Strive (ASST), a Bitcoin treasury and asset management company, is using perpetual preferred equity to repay convertible debt and restructure its balance sheet, a method that could offer a template for the strategy in the future (MSTR).
On Thursday, the company priced the follow-on offering of its Variable Rate Series A Perpetual Preferred Stock SATA at $90 a share. The transaction was larger than the initially announced $150 million, combining the public issuance with privately negotiated debt exchanges, allowing for the issuance of a total of 2.25 million SATA shares.
Strive said it intends to use the net proceeds to pay off Semler Scientific’s 4.25% convertible senior notes due 2030, which are guaranteed by Strive. The Company expects to enter into exchange agreements with certain noteholders representing $90 million in aggregate principal amount.
Under those agreements, approximately 930,000 newly issued SATA shares will be directly exchanged for convertibles. The remaining net proceeds from the offering, along with cash on hand and potential proceeds from terminating existing capped call transactions, are expected to be used to redeem or repurchase any remaining Semler convertibles and to repay borrowings under Semler Scientific’s Coinbase Credit Facility and to fund additional Bitcoin purchases.
Instead of refinancing or pursuing dated debt, Strive is converting fixed-maturity obligations into perpetual preferreds. SATA offers a variable dividend which is currently set at 12.25% and has no maturity or conversion facility. Since preferred shares are treated as equity rather than debt, this improves reported leverage metrics and flexibilities. Whereas bondholders effectively give up the optionality of equity conversion in exchange for a higher yielding, permanent and fully liquid instrument, which also has seniority over the common stock.
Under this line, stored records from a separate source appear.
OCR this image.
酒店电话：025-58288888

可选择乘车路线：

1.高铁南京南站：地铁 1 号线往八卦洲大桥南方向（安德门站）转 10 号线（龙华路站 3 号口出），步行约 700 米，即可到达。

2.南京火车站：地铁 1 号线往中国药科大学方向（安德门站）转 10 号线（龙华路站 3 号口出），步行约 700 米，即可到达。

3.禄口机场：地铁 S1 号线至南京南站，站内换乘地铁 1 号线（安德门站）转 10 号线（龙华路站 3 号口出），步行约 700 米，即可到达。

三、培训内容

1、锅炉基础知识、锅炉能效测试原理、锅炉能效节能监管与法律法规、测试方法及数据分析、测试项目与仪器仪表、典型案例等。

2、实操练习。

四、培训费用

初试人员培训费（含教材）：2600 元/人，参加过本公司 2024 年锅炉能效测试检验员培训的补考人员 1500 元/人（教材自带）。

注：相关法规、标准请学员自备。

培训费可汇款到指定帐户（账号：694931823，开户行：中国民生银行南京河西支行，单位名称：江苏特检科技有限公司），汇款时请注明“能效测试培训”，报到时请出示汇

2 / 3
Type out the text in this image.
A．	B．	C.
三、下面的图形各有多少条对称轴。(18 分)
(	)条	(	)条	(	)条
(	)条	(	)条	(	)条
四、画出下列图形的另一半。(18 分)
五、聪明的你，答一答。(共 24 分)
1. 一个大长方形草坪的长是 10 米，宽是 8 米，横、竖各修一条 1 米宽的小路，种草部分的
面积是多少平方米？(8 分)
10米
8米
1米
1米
This could be a potential opportunity to deploy the strategy; It has approximately $8.3 billion of outstanding convertible notes, while its perpetual preferred securities have recently overtaken convertibles in estimated value.
While there are still several years to maturity, the largest tranche of convertible notes is a $3 billion tranche with a June 2, 2028, put date and a $672.40 conversion price, nearly 300% above the current share price near $160.
The use of preferred equity to repay or exchange such debt may provide Executive Chairman Michael Saylor an additional opportunity to reduce future maturity risk.